"Oooh. Good question," Whaley said, according to Joe Buscaglia of WGR 550. "I would have to say he would be talked in the top tier of those guys. Just with his size and athletic ability, you looked at the measurements now, there was only one guy close to his size and that was Blake Bortles at 6-5, and AJ McCarron was over the 6-3, so he's in there. I'm a big proponent that everything equal, you go with the bigger guy."
Smith, who was taken 23 picks after Manuel last April by the New York Jets, had a 12-to-21 touchdown-to-interception ratio that could put his starting job in jeopardy. At one point, the Jets benched Smith during their 37-14 loss to the Bills last November, replacing him with Matt Simms.
Still, Phil Simms isn't sold that there are any better quarterbacks available this May.
It's a group that includes Texas A&M's Johnny Manziel, Central Florida's Bortles, and Louisville's Teddy Bridgewater. In his latest mock draft, ESPN NFL draft analyst Todd McShay had all three quarterbacks selected within the first five picks, while fellow ESPN analyst Mel Kiper Jr. had all three signal-callers off the board in the first eight picks.
But there are other opinions out there.
ESPN NFL analyst Ron Jaworski told a Philadelphia radio station Tuesday that he feels Manziel is a "project" and shouldn't be taken in the first three rounds.
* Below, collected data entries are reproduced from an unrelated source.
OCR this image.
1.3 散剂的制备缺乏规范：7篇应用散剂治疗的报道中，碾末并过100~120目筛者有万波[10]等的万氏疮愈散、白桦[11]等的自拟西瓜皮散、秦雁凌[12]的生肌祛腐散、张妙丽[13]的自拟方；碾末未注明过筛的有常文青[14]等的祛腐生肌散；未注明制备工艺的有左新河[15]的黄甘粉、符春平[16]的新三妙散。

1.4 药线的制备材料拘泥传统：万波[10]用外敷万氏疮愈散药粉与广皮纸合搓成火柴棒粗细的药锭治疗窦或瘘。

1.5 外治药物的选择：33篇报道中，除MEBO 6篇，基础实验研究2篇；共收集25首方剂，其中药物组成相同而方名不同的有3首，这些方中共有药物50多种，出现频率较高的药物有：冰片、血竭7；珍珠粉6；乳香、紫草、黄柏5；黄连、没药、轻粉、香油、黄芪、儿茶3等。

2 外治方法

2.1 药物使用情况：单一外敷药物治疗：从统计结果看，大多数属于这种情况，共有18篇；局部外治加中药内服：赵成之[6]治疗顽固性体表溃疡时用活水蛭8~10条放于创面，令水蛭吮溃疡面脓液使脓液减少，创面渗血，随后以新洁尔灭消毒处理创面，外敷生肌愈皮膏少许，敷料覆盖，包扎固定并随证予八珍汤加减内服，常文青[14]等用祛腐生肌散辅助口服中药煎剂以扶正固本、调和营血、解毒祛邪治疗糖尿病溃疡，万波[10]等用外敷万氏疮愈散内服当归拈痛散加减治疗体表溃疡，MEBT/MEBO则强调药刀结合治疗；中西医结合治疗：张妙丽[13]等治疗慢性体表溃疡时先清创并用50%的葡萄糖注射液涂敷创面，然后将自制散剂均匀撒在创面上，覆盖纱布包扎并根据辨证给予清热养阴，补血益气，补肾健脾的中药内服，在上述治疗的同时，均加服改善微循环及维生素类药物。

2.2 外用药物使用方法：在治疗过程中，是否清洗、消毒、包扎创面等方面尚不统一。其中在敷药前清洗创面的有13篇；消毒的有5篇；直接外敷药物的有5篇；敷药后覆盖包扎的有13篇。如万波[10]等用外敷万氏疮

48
That's a little off the beaten path, but it speaks to how the draft is an inexact science. Bortles, Bridgewater, and Manziel could all become "franchise" quarterbacks and every team would be happy, similar to how the 2012 draft produced several quality players at the position. But if Simms and Jaworski are onto something, then the results could be closer to the 2007 draft, when JaMarcus Russell, Brady Quinn, and Kevin Kolb were the first three quarterbacks off the board.
Ranking Manuel and Smith among this year's quarterback class is a fun exercise. I don't think any quarterback from the 2014 class stands out head-and-shoulders over either player, but I think all three top quarterbacks this May will have a higher ceiling.
But to any NFL general manager, the important aspect is finding a quarterback to win. If all of these young quarterbacks are able to do that, how they rank among themselves isn't of much consequence. Similarly, if they all fail in the NFL, which one was best wouldn't mean much either.